I ask him how Catholics can be feel at home in the Conservatives, given the efforts of senior Tories to legalise same-sex marriage. “The leader isn’t the party,” he assures me. “The party is more than the leader.”
But the leadership succeeded and same-sex marriage passed, I point out. “Yes, it did,” he replies, “because the socialists and Lib Dems are in favour of it. But more Tories voted against than in favour. So, again, all these Lefty Catholics should come over to the Tory Party, as we are much more Catholic in our base than anyone else.”
Is he concerned about the same-sex marriage Bill’s possible impact on lay people such as Catholic teachers? As a father of four, how does he feel about Catholic schools being expected to teach that a man can marry a man? “I think this is going to be a matter for the leadership of the Church,” he says. “Are they willing to take a strong view on what they believe is right? Or are they going to go along with secularism?”
Drawing an analogy with the bishops handling of the closures of the Catholic adoption agencies, Rees-Mogg says: “I am a loyal son of the Church,” and that “it’s not for me to tell clerics what to do”. But he adds: “I just note that some bishops took one view in their diocese and some bishops took another view. Some were more willing to go along with secularism and others simply closed down the adoption agencies. And that is a choice the hierarchy of the Church will have to make if they come under difficulty concerning how they’re expected to teach in Catholic schools.”
Rees-Mogg tells me he is far more concerned about attempts to legalise assisted suicide than the re-definition of marriage. “We have Bills coming before Parliament on this issue and I am very concerned about this because I think it’s very easy to use the very troubling cases to allow for exceptional circumstances which you find, quite quickly, become the norm. And then people are pressurised into ending their lives early because they’re a burden on their families and so on.
“Whether our motives are religious or practical people who are nervous about euthanasia need to be very well prepared to stop that going exactly the same way as abortion, which went from being something specifically about the mother’s health to being a variant form of contraception.”

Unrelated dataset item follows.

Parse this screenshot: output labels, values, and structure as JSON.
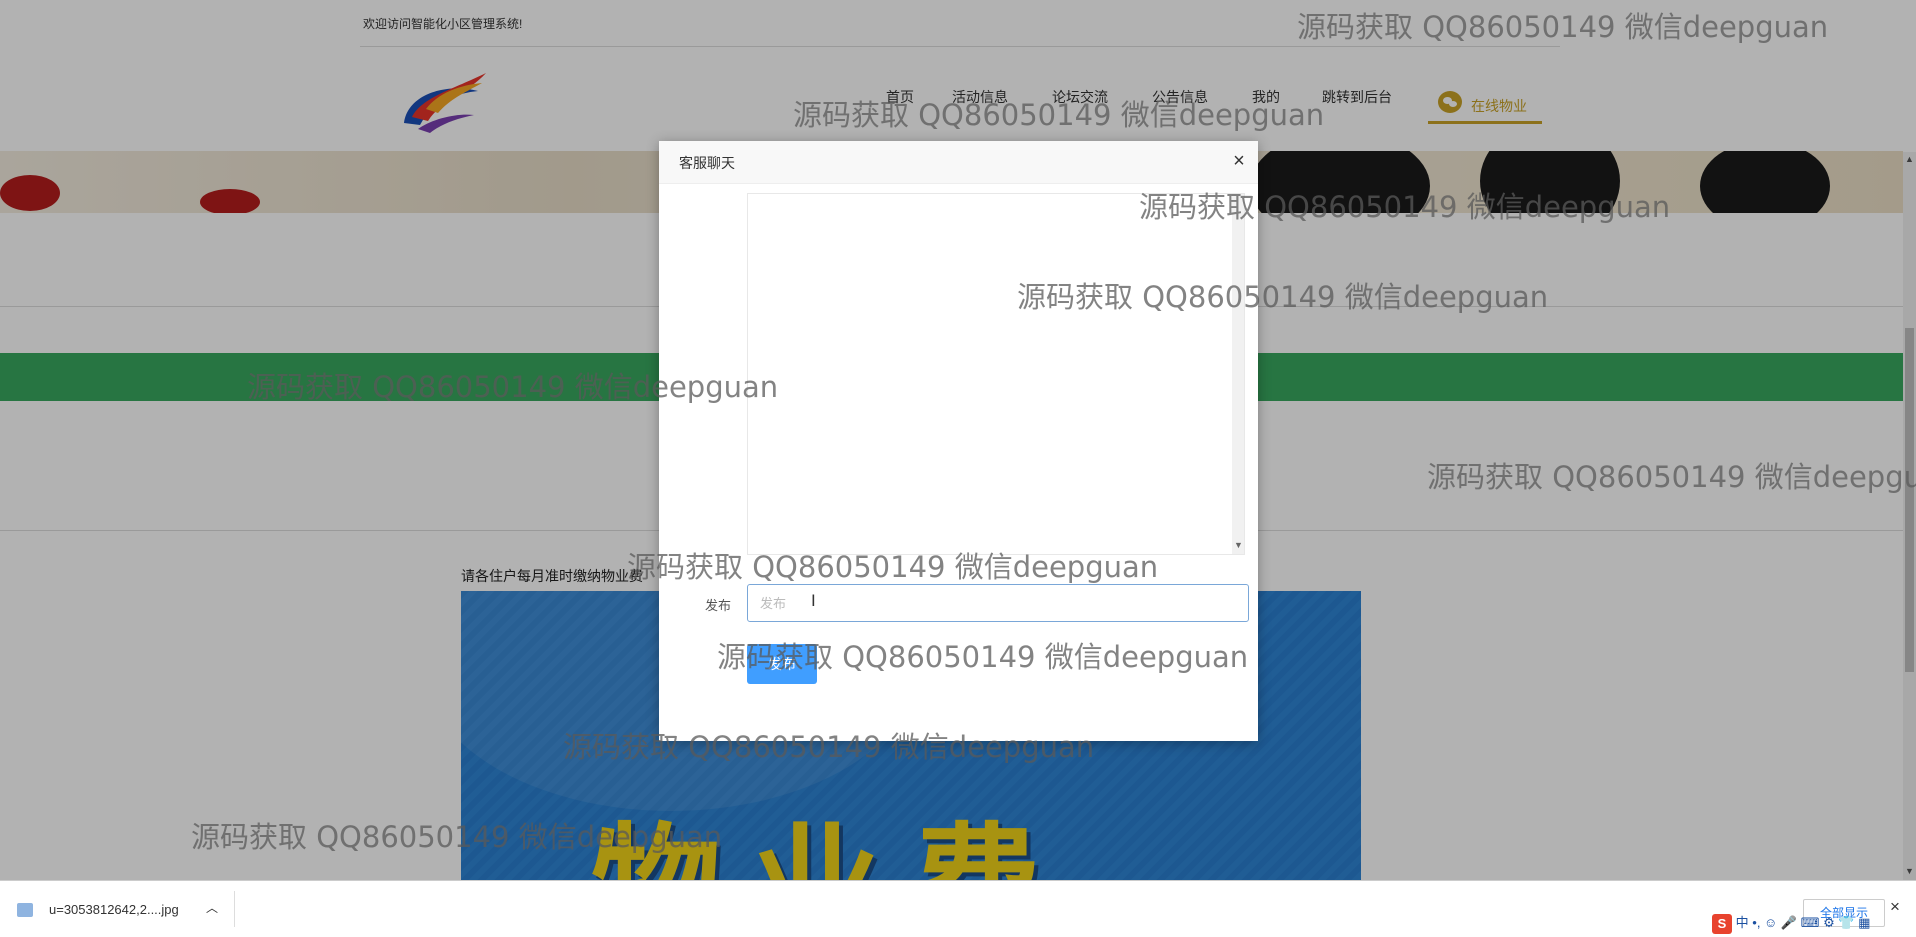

Rees-Mogg’s repeated emphasis on his lowly status as a mere layman also means that he is “a fan of all popes”, including Pope Francis, who is a “great thing”. “My great hero is probably Pius IX,” he says, “because of his traditional view of the state and the Church and his Syllabus of Errors was a clear view.” He then appears to qualify this, saying: “He’s probably not really a great hero of mine but he had his admirable qualities.” He adds that “Pope Benedict was a wonderful inspirational pope for the Church both as a cardinal and as Holy Father”.
I had suspected, given that Rees-Mogg is rightly reputed for high sartorial standards, that he would be missing the Pope Emeritus a great deal. I ask him if tracksuits in Mass horrify him and whether a dress code should be introduced for congregations.

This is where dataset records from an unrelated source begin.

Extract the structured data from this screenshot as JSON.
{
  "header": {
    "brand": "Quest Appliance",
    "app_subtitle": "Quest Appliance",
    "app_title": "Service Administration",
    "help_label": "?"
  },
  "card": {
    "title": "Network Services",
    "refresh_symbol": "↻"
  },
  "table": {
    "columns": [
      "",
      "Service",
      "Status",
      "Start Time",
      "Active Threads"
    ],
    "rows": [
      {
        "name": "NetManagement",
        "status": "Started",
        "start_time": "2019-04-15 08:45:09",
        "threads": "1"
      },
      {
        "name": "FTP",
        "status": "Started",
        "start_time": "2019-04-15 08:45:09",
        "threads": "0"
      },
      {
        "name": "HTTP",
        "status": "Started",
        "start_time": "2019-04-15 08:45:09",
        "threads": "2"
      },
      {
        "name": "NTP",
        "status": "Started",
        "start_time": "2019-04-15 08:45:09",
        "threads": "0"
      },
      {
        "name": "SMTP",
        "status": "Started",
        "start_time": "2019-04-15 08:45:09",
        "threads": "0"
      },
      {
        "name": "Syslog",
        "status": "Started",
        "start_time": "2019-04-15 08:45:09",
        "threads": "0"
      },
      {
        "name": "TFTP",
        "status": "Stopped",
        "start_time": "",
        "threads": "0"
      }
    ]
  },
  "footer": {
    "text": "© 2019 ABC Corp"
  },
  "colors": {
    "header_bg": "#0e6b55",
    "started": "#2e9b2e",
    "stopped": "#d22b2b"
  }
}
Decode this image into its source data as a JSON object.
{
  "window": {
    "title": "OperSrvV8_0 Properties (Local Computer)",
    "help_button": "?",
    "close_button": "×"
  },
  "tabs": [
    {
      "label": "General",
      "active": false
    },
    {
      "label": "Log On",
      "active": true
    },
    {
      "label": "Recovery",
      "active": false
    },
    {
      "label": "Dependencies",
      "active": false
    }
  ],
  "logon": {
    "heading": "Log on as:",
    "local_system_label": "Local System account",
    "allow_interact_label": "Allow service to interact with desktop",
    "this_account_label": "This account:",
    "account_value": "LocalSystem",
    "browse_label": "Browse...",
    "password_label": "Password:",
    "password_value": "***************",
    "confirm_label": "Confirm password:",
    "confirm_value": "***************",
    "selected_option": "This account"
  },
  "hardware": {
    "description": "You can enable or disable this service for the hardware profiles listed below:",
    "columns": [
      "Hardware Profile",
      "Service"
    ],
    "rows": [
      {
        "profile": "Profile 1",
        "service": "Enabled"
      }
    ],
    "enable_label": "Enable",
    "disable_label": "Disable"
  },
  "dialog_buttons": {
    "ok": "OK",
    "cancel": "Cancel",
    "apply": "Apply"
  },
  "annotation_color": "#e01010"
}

“Certainly not,” he says. “I think it’s better that people should go than what they’re wearing. We’re not the Puritans. As long as the priest is correctly robed I’m not worried what anyone else is wearing. But I do believe the priest should be properly robed and that Mass should be carried out according to the norms.”
The riddle of Rees-Mogg is that he clearly strong opinions and makes no attempt to dilute them when performing with ferocity in the House of Commons. But as a loyal lay Catholic, though flashes of the resolute still emerge when he discusses Church politics, these are quickly tempered by a readiness to submit to the Church’s authority and the hierarchy’s judgment.

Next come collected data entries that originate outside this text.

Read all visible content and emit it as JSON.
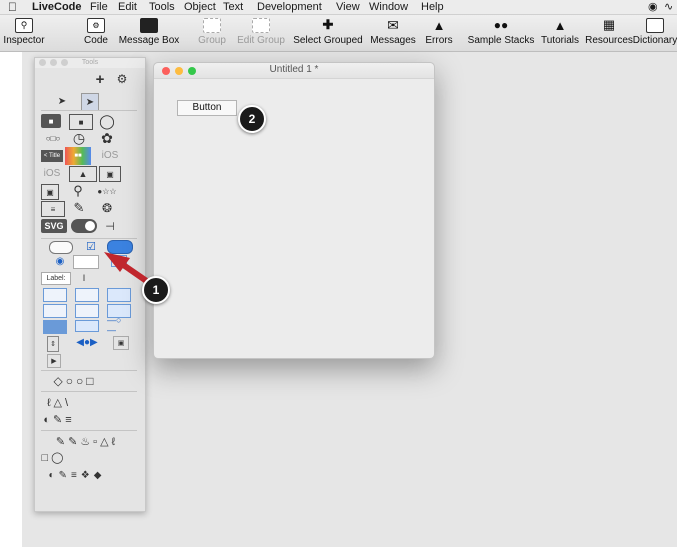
{
  "menubar": {
    "app_name": "LiveCode",
    "items": [
      "File",
      "Edit",
      "Tools",
      "Object",
      "Text",
      "Development",
      "View",
      "Window",
      "Help"
    ]
  },
  "toolbar": {
    "items": [
      {
        "label": "Inspector",
        "icon": "inspector-icon",
        "enabled": true
      },
      {
        "label": "Code",
        "icon": "code-icon",
        "enabled": true
      },
      {
        "label": "Message Box",
        "icon": "message-box-icon",
        "enabled": true
      },
      {
        "label": "Group",
        "icon": "group-icon",
        "enabled": false
      },
      {
        "label": "Edit Group",
        "icon": "edit-group-icon",
        "enabled": false
      },
      {
        "label": "Select Grouped",
        "icon": "select-grouped-icon",
        "enabled": true
      },
      {
        "label": "Messages",
        "icon": "messages-icon",
        "enabled": true
      },
      {
        "label": "Errors",
        "icon": "errors-icon",
        "enabled": true
      },
      {
        "label": "Sample Stacks",
        "icon": "sample-stacks-icon",
        "enabled": true
      },
      {
        "label": "Tutorials",
        "icon": "tutorials-icon",
        "enabled": true
      },
      {
        "label": "Resources",
        "icon": "resources-icon",
        "enabled": true
      },
      {
        "label": "Dictionary",
        "icon": "dictionary-icon",
        "enabled": true
      }
    ]
  },
  "tools_palette": {
    "title": "Tools",
    "label_widget": "Label:",
    "svg_widget": "SVG",
    "title_widget": "< Title"
  },
  "stack_window": {
    "title": "Untitled 1 *",
    "button_label": "Button"
  },
  "callouts": [
    "1",
    "2"
  ],
  "colors": {
    "close": "#fc605c",
    "minimize": "#fdbc40",
    "zoom": "#34c84a",
    "arrow": "#c0262d",
    "callout": "#1b1b1b"
  }
}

“The difficulty with being a relatively High Church member of the Church,” he says, “is that I have to accept what the Church does within its own ambit as a matter of its own authority and if it’s legitimate within the Church’s teaching it’s not up to me to say whether or not they should do it.” But there is one cause for which Rees-Mogg would no doubt fight the entire College of Cardinals.
“On guitars I’m on solid ground,” he insists. “Pope Benedict said that he was against guitars – and didn’t like them either.”